Elia: 95% is currently online. Tomorrow I have in-person training. I was supposed to do another one in-person next week, but they moved it online. Which is fine, I’ve pivoted and it’s doable. But, of course, the effect is different.
David: I’m curious. Do you think that anyone is trainable when it comes to communication or are some people just hopeless?
Elia: Everybody’s trainable! The hardest clients are those with very low energy, the shy ones, because to be a good communicator you have to have a lot of energy.
David: But can’t you train someone to think that? Because it’s a learned skill.
Elia: What comes first, the chicken or the egg? Some people naturally have charisma and are good communicators. Some people aren’t, but I teach them the body language and voice behaviors of a charismatic person, and ask them to try them on. Every day, it becomes a part of their lives, and these at first “affected” charismatic behaviors slowly become natural.
David: What I think is so interesting is that the people who are highly successful in business and almost in anything tend to be the ones who have the natural ability to communicate. However, I also know so many people who have learned to communicate. It’s important for people to know that anyone can do this if you have a good coach. You’ve got 15 years of expertise and you’re able to instantly fine tune that and sit down somebody in an hour or two, and give them the gift of 15 years of knowledge.
Elia: One of the reasons why I love this job is because I see radical changes in the people I coach. I’ll give you an example. I had a really interesting client recently. He’s a researcher who studies genes and creates gene therapies, like cancer cures, specifically for your genes. A brilliant man. But from the moment he started speaking, I couldn’t understand a word he said. Why? Because he has a vocabulary that just flies over the rest of our heads. The first thing I taught him was audience analysis: you have to analyze who your audience is and you have to speak to them. If we can’t understand what you’re saying, then your message is lost. We worked on taking his vocabulary down to the level of his audience as well as on using stories and examples to better explain the complexity of his subject matter. Then we worked on making sure that his accent, because he has a Northern Irish accent, was understandable to Italians and all of the different cultures he would come across. He applied all of this and it made him so accessible and interesting to listen to.

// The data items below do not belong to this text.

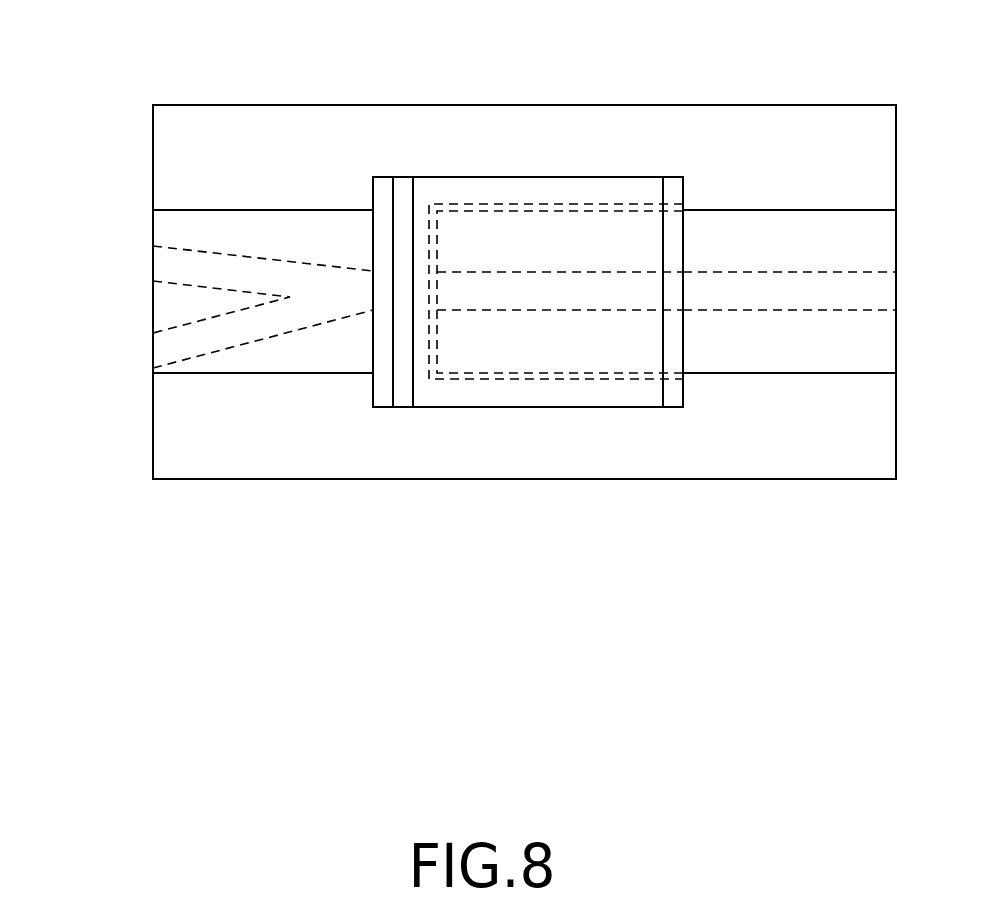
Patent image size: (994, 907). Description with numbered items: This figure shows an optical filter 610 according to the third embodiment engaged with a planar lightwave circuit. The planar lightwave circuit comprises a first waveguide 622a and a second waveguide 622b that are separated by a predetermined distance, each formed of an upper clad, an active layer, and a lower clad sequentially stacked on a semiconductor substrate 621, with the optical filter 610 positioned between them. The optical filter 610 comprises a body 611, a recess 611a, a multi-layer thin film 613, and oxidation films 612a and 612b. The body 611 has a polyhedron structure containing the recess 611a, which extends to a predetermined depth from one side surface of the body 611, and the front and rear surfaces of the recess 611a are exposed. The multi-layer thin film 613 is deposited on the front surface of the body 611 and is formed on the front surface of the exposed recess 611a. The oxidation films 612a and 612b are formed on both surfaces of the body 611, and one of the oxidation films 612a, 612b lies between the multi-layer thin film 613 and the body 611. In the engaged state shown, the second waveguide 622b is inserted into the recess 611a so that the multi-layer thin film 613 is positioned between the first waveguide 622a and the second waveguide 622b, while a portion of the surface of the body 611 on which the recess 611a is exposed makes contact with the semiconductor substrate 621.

The optical filter 610 is at (530, 168).
The body 611 is at (583, 390).
The recess 611a is at (475, 210).
The oxidation film 612a is at (403, 188).
The oxidation film 612b is at (675, 190).
The multi-layer thin film 613 is at (388, 390).
The semiconductor substrate 621 is at (833, 458).
The first waveguide 622a is at (167, 232).
The second waveguide 622b is at (777, 223).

David: What if you’re a mom or dad? As a parent, you have to know how to communicate effectively with your children.
Elia: In body language, stillness is power. When you think about great leaders, they are especially powerful when they are still. If you do that with children, they will straighten up and listen to you. You also have to get down to their level and look into their eyes when you speak to them.
David: What about communication techniques with spouses?

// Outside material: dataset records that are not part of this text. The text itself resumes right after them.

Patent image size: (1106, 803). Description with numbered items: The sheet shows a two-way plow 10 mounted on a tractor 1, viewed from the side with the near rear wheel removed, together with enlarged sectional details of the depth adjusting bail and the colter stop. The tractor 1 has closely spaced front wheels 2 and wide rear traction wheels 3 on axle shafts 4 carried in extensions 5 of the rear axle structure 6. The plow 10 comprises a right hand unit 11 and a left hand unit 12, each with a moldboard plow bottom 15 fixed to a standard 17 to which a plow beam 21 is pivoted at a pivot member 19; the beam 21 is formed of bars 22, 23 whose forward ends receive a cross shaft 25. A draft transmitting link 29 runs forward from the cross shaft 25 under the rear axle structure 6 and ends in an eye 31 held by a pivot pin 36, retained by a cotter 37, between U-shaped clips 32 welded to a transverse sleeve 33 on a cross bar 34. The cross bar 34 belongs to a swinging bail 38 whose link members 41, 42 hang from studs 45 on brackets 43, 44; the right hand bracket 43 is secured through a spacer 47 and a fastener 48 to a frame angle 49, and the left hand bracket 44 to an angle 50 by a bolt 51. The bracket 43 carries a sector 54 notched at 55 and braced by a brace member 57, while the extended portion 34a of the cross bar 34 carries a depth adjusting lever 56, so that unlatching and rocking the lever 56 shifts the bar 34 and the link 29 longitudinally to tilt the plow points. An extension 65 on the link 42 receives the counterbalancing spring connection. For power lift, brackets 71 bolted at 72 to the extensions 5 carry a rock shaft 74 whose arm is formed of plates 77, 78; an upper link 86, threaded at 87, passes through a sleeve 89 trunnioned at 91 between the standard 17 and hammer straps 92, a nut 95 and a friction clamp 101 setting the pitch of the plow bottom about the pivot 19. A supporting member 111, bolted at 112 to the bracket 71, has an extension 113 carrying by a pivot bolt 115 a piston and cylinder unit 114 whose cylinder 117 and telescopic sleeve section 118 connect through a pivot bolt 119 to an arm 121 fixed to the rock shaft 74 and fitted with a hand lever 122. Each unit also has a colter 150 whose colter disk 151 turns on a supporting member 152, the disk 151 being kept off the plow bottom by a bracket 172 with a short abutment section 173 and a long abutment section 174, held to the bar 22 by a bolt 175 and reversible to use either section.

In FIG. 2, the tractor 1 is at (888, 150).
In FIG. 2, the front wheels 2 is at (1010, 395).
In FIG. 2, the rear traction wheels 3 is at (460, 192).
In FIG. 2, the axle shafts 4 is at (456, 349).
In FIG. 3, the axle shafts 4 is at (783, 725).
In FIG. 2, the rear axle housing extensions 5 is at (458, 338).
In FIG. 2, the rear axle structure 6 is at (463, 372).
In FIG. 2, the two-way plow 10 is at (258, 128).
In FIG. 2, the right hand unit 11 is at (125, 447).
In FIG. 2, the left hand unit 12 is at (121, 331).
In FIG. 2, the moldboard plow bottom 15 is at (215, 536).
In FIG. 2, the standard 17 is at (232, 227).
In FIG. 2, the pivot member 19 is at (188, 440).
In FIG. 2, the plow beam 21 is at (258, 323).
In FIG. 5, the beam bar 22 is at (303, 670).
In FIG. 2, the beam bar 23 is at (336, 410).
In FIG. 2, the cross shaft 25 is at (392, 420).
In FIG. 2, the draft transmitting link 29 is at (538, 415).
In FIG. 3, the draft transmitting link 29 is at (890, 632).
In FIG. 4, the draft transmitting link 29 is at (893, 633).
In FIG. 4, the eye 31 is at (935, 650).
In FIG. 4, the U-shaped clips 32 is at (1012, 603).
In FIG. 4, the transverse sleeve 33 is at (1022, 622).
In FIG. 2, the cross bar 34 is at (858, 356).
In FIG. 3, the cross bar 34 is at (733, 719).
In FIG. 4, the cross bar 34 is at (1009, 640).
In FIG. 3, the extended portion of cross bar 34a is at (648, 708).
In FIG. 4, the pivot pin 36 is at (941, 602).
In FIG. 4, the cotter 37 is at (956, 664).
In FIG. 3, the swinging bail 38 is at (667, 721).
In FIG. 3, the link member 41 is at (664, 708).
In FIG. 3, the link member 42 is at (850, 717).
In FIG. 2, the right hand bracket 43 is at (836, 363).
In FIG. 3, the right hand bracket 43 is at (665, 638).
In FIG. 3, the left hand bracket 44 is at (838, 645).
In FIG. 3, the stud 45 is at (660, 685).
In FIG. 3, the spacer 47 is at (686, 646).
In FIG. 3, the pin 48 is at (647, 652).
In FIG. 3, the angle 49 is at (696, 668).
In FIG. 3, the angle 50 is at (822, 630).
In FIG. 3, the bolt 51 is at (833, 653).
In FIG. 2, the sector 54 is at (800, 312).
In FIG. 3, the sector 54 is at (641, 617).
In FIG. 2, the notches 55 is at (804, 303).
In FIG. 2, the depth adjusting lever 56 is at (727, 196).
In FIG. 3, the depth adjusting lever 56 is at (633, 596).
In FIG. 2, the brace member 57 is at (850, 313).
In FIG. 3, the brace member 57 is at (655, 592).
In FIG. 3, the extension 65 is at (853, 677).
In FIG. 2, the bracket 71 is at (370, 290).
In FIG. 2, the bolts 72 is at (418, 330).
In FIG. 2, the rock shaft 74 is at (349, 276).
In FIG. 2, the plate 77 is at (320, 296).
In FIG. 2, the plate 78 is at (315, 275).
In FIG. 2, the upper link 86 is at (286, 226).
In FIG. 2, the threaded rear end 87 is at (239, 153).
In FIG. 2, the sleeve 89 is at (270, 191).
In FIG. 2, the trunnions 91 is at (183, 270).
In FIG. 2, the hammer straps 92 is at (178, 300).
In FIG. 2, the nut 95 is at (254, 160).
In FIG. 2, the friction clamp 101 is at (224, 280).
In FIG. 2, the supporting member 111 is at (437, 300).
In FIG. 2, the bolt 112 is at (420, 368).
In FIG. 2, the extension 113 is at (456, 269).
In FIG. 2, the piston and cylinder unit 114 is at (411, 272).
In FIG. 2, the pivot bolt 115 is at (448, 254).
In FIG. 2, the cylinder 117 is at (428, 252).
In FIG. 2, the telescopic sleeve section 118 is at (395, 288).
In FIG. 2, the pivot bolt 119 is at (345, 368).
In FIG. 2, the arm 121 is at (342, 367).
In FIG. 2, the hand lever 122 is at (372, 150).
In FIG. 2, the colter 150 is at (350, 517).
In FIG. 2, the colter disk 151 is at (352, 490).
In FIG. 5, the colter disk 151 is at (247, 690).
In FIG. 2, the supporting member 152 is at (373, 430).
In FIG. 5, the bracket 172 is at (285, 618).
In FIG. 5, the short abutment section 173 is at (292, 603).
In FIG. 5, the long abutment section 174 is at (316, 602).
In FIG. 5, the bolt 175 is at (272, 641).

Elia: I think you would agree that screaming doesn’t help.
David: It doesn’t work on my family!
Elia: It doesn’t work on my family either. So, authenticity, warmth, relaxation. You know what else is really cool? Congruence. That’s when you match the body posture of whoever is in front of you. It communicates similarity and liking between two people. You can even do it with your voice; you match the tone of voice of the person in front of you. If you want to get your spouse to really listen to you and feel connected to you, then you need to be congruent with them.
David: One of the first things they teach you in NLP is how to body mirror the person you’re with…

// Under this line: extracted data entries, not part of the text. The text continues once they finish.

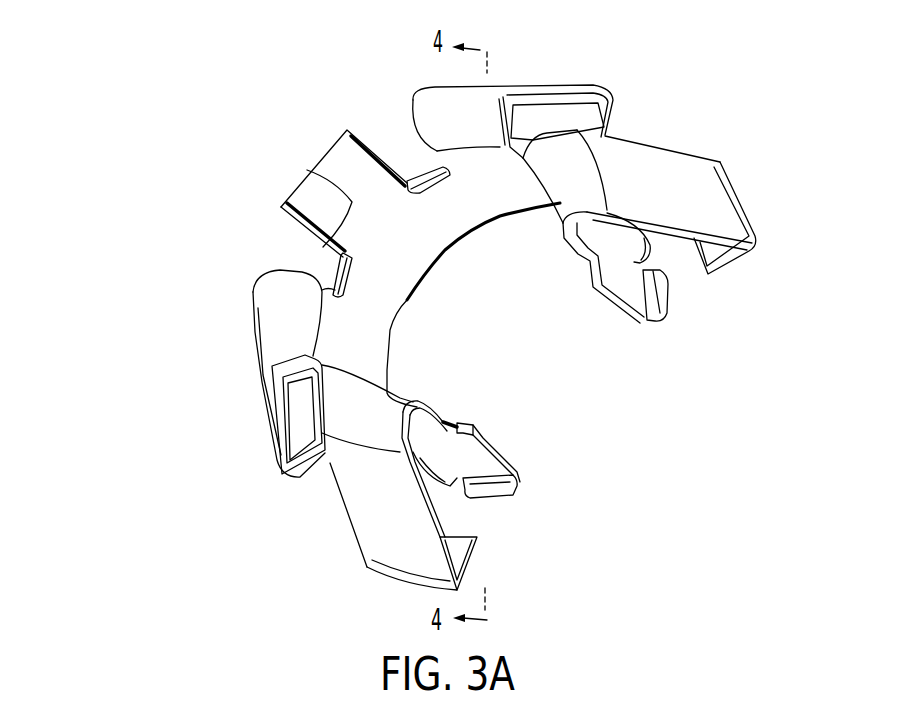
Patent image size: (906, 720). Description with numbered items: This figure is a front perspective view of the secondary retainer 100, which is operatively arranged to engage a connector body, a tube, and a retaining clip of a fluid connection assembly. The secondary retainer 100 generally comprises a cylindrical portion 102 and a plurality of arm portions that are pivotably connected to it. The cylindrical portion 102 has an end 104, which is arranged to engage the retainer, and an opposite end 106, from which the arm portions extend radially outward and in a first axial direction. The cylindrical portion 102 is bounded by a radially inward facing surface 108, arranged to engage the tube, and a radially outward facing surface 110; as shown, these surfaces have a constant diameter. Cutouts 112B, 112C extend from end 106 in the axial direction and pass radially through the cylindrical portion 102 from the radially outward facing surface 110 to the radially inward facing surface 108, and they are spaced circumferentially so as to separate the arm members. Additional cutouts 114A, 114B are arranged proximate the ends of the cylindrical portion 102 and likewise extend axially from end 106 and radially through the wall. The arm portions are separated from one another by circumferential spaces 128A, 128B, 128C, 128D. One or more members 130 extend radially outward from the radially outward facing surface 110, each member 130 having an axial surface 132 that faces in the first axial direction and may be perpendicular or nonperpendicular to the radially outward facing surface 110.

The secondary retainer 100 is at (146, 78).
The cylindrical portion 102 is at (388, 240).
The end 104 is at (520, 468).
The end 106 is at (307, 170).
The radially inward facing surface 108 is at (443, 207).
The radially outward facing surface 110 is at (480, 450).
The cutout 112B is at (322, 271).
The cutout 112C is at (400, 160).
The cutout 114A is at (449, 410).
The cutout 114B is at (574, 259).
The circumferential space 128A is at (318, 478).
The circumferential space 128B is at (226, 301).
The circumferential space 128C is at (330, 116).
The circumferential space 128D is at (656, 131).
The member 130 is at (660, 297).
The axial surface 132 is at (667, 293).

Elia: Right, though you don’t want to do it in a negative way. If someone is screaming, then you shouldn’t scream. But if they speak slower than you do, speak slowly. If their tone is calmer or warmer, speak with a calmer or warmer tone. Copy their posture and tone of voice, and they will feel that you are in sync with them in that moment.
David: What makes a good toast?
Elia: Lots of energy, openness, a big voice, laughter, humor.
David: Should the toast be prepared in advance?